On the never-ending river of discussion in the W3C HTML Working Group, there are bits of fuzzy and malformed notions floating by that I hope - somehow - we can clean up. In particular the distinction between "Semantics" in the human sense and "semantics" as used (or misused) within some very shallow and limited application-specific domain - this is not generally clear.

The expertise within the working group is quite, er, varied - so the lack of a common vocabulary is to be expected.

From the web there are roughly three sorts of Semantics that can be deduced.

What meaning can be derived from reading present-day web content.
What meaning is explicitly declared in existing and future web content.
Meaning attached in cooperation between human authors and automated agents.

Humans are relatively good at (1), given sufficient domain-specific knowledge relevant to topic at hand. Computers are less effective, as the software just does not (yet) exist to approach human-level understanding. This is a topic worth continuing research, but the time-line between now and anything like complete results is probably decades.

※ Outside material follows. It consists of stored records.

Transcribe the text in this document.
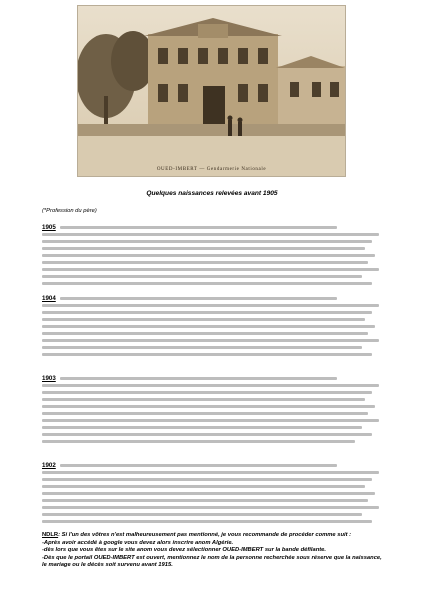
OUED-IMBERT — Gendarmerie Nationale
Quelques naissances relevées avant 1905
(*Profession du père)
1905
1904
1903
1902
NDLR: Si l'un des vôtres n'est malheureusement pas mentionné, je vous recommande de procéder comme suit :
-Après avoir accédé à google vous devez alors inscrire anom Algérie.
-dès lors que vous êtes sur le site anom vous devez sélectionner OUED-IMBERT sur la bande défilante.
-Dès que le portail OUED-IMBERT est ouvert, mentionnez le nom de la personne recherchée sous réserve que la naissance, le mariage ou le décès soit survenu avant 1915.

Without doubt there are folk who believe (2) is a viable option (it seems to go with a specific personality type). In reality, outside a few noble gardens of well-organized content, the vast majority of content will remain without useful explicit organization.

Given that (1) is hard, and (2) is unlikely, can we find a third feasible choice?

While we may be a long ways from (1), that is not the same as saying there is no useful output from decades of AI research. Where asking your average web author to classify content within a global deep network of meaning is absurd, asking a small set of "is A like B" questions could be enough to bridge the gap.

There is an array of pragmatic considerations. There has to be one agent asking the questions, not one from every wannabe search engine. Linkage might be explicitly declared in content by the author, but more often is going to be via a look-aside through some shared pool. The conceptual linkage may not have a human assigned name, derived instead from "is A like B" answers. The deep knowledge structures built over time may change, and must be able to change without involving the human authors.

At the end, the question comes to: Is there anything useful the AI community has to say on the subject of Semantics that is relevant to HTML authoring?